Ainda hoje, estava assistindo o programa "Salto para o futuro" da TV Brasil, que por sinal traz um conteúdo extremamente inovador e de grande qualidade na televisão brasileira, enfim ao longo do debate que trazia como tema [Cinema, documentário e educação], os componentes da mesa redonda chegaram a conclusão de que seria necessesária a alfebetização crítica da mídia e dos meios de comunicação, a alternativa seria aderir a essa perspectiva na escola, que partindo de uma incorporação da produção audiovisual ao curriculo escolar participaria da formação crítica aos meios de comunicação em massa.
Como fazer isso? criar uma disciplina que apresentaria ao aluno um perspectiva crítica da realidade espetacularizada da mídia?
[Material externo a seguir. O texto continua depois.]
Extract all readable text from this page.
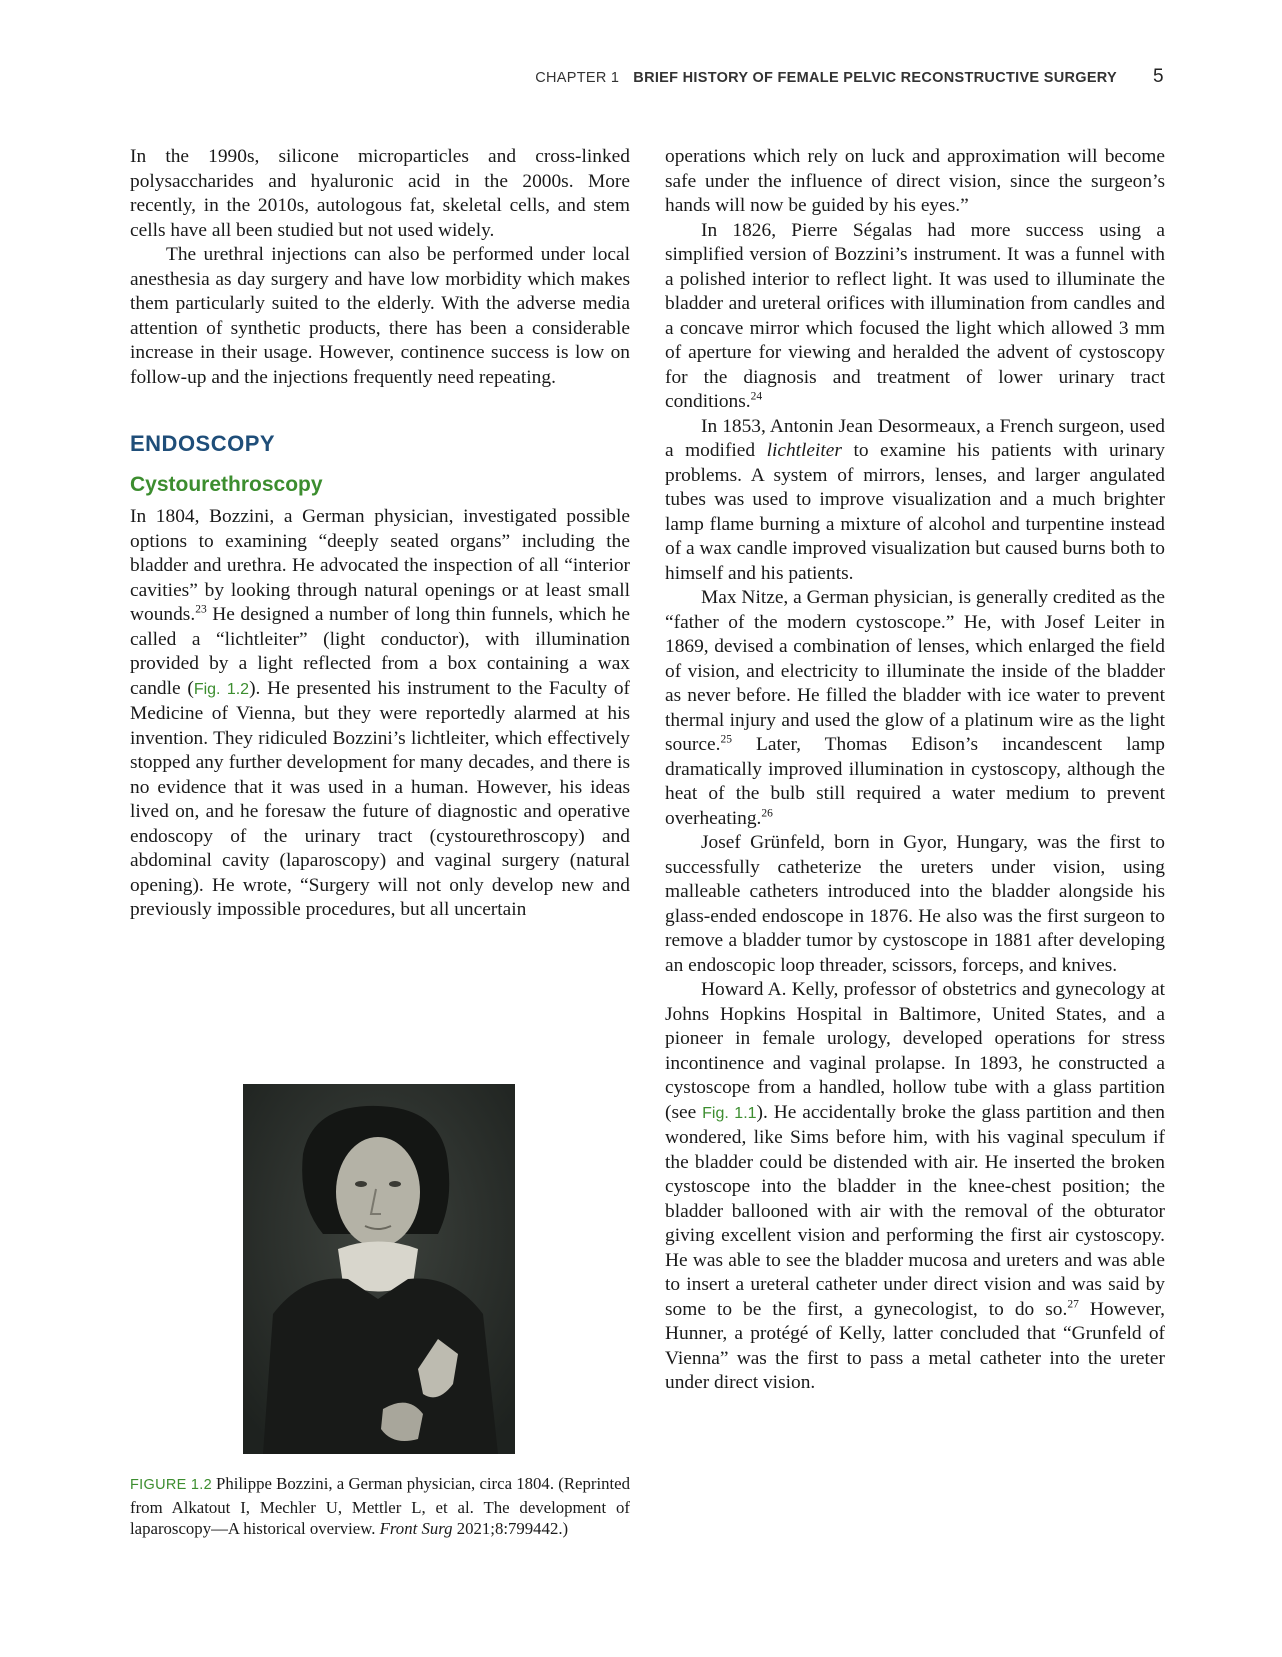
CHAPTER 1 BRIEF HISTORY OF FEMALE PELVIC RECONSTRUCTIVE SURGERY 5

In the 1990s, silicone microparticles and cross-linked polysaccharides and hyaluronic acid in the 2000s. More recently, in the 2010s, autologous fat, skeletal cells, and stem cells have all been studied but not used widely.

The urethral injections can also be performed under local anesthesia as day surgery and have low morbidity which makes them particularly suited to the elderly. With the adverse media attention of synthetic products, there has been a considerable increase in their usage. However, continence success is low on follow-up and the injections frequently need repeating.

ENDOSCOPY
Cystourethroscopy

In 1804, Bozzini, a German physician, investigated possible options to examining “deeply seated organs” including the bladder and urethra. He advocated the inspection of all “interior cavities” by looking through natural openings or at least small wounds.$^{23}$ He designed a number of long thin funnels, which he called a “lichtleiter” (light conductor), with illumination provided by a light reflected from a box containing a wax candle (Fig. 1.2). He presented his instrument to the Faculty of Medicine of Vienna, but they were reportedly alarmed at his invention. They ridiculed Bozzini’s lichtleiter, which effectively stopped any further development for many decades, and there is no evidence that it was used in a human. However, his ideas lived on, and he foresaw the future of diagnostic and operative endoscopy of the urinary tract (cystourethroscopy) and abdominal cavity (laparoscopy) and vaginal surgery (natural opening). He wrote, “Surgery will not only develop new and previously impossible procedures, but all uncertain

FIGURE 1.2 Philippe Bozzini, a German physician, circa 1804. (Reprinted from Alkatout I, Mechler U, Mettler L, et al. The development of laparoscopy—A historical overview. Front Surg 2021;8:799442.)

operations which rely on luck and approximation will become safe under the influence of direct vision, since the surgeon’s hands will now be guided by his eyes.”

In 1826, Pierre Ségalas had more success using a simplified version of Bozzini’s instrument. It was a funnel with a polished interior to reflect light. It was used to illuminate the bladder and ureteral orifices with illumination from candles and a concave mirror which focused the light which allowed 3 mm of aperture for viewing and heralded the advent of cystoscopy for the diagnosis and treatment of lower urinary tract conditions.$^{24}$

In 1853, Antonin Jean Desormeaux, a French surgeon, used a modified lichtleiter to examine his patients with urinary problems. A system of mirrors, lenses, and larger angulated tubes was used to improve visualization and a much brighter lamp flame burning a mixture of alcohol and turpentine instead of a wax candle improved visualization but caused burns both to himself and his patients.

Max Nitze, a German physician, is generally credited as the “father of the modern cystoscope.” He, with Josef Leiter in 1869, devised a combination of lenses, which enlarged the field of vision, and electricity to illuminate the inside of the bladder as never before. He filled the bladder with ice water to prevent thermal injury and used the glow of a platinum wire as the light source.$^{25}$ Later, Thomas Edison’s incandescent lamp dramatically improved illumination in cystoscopy, although the heat of the bulb still required a water medium to prevent overheating.$^{26}$

Josef Grünfeld, born in Gyor, Hungary, was the first to successfully catheterize the ureters under vision, using malleable catheters introduced into the bladder alongside his glass-ended endoscope in 1876. He also was the first surgeon to remove a bladder tumor by cystoscope in 1881 after developing an endoscopic loop threader, scissors, forceps, and knives.

Howard A. Kelly, professor of obstetrics and gynecology at Johns Hopkins Hospital in Baltimore, United States, and a pioneer in female urology, developed operations for stress incontinence and vaginal prolapse. In 1893, he constructed a cystoscope from a handled, hollow tube with a glass partition (see Fig. 1.1). He accidentally broke the glass partition and then wondered, like Sims before him, with his vaginal speculum if the bladder could be distended with air. He inserted the broken cystoscope into the bladder in the knee-chest position; the bladder ballooned with air with the removal of the obturator giving excellent vision and performing the first air cystoscopy. He was able to see the bladder mucosa and ureters and was able to insert a ureteral catheter under direct vision and was said by some to be the first, a gynecologist, to do so.$^{27}$ However, Hunner, a protégé of Kelly, latter concluded that “Grunfeld of Vienna” was the first to pass a metal catheter into the ureter under direct vision.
A reportagem da Folha de São Paulo de Nelson Ascher, provocativa por sinal, traz em uma de suas argumentações ,que se opõe a adesão da filosofia e da sociologia no currículo escolar, “Para que, num país que mal ensina (e ensina mal) coisas fundamentais como matemática, escrita e leitura, acrescentar essa sobrecarga que, além de inútil e irrelevante, nem as escolas privadas e muito menos as públicas terão condições de ensinar decentemente?”. É interessante observar que a filosofia é tida, não só pelos filósofos e docentes da área como também de consenso quase geral, a disciplina mãe a grande geradora do conhecimento atestado pelas intermináveis “coisas fundamentais” da vida. É também importante destacar que a filosofia (e a sociologia) produz o interesse do campo político do poder, que instrumentaliza ou á rejeita de modo impor suas ideologias diante do poder.
No cenário nacional a filosofia deixa de atuar em 71, em pleno regime militar, foi rejeitada e sucatiada ao longo dos anos, em 2001 tenta erguer e novamente é podada do campo escolar. Sem duvida, levantando dados político-histórico, nota-se que ela é alvo de interesses e temores, apresentando como fundamental e indispensável no processo de alfabetização da consciência, exata, humana e biológica do ser.

Anônimo disse...

Concordo com o que o Guilherme diz, acho que não são somente duas disciplinas as responsáveis pela formação do pensamento crítico do aluno...até pq isso a gente aprende com a vida! Pode ser algo para "inglês ver" mas não só por isso deve-se desconsiderar a importância de se ensinar tais matérias nas escolas. Acho que é um tipo de disciplina que necessita uma maior reflexão interior, voltar um pouco pra dentro de sí, ajudando-nos a ter uma visão um pouco diferente dos acontecimentos que nos cercam...e penso que seja exatamente isso que a sociedade atual necessita...pensar com o próprio pensamento, sem se apoiar somente em opiniões externas...pq atualmente mal sabemos o que sentimos (lí uma matéria na revista Veja, certa vez, que dizia que muitas pessoas consultam um psicólogo pra saber o que desejam exartamente, o que antes era algo óbvio).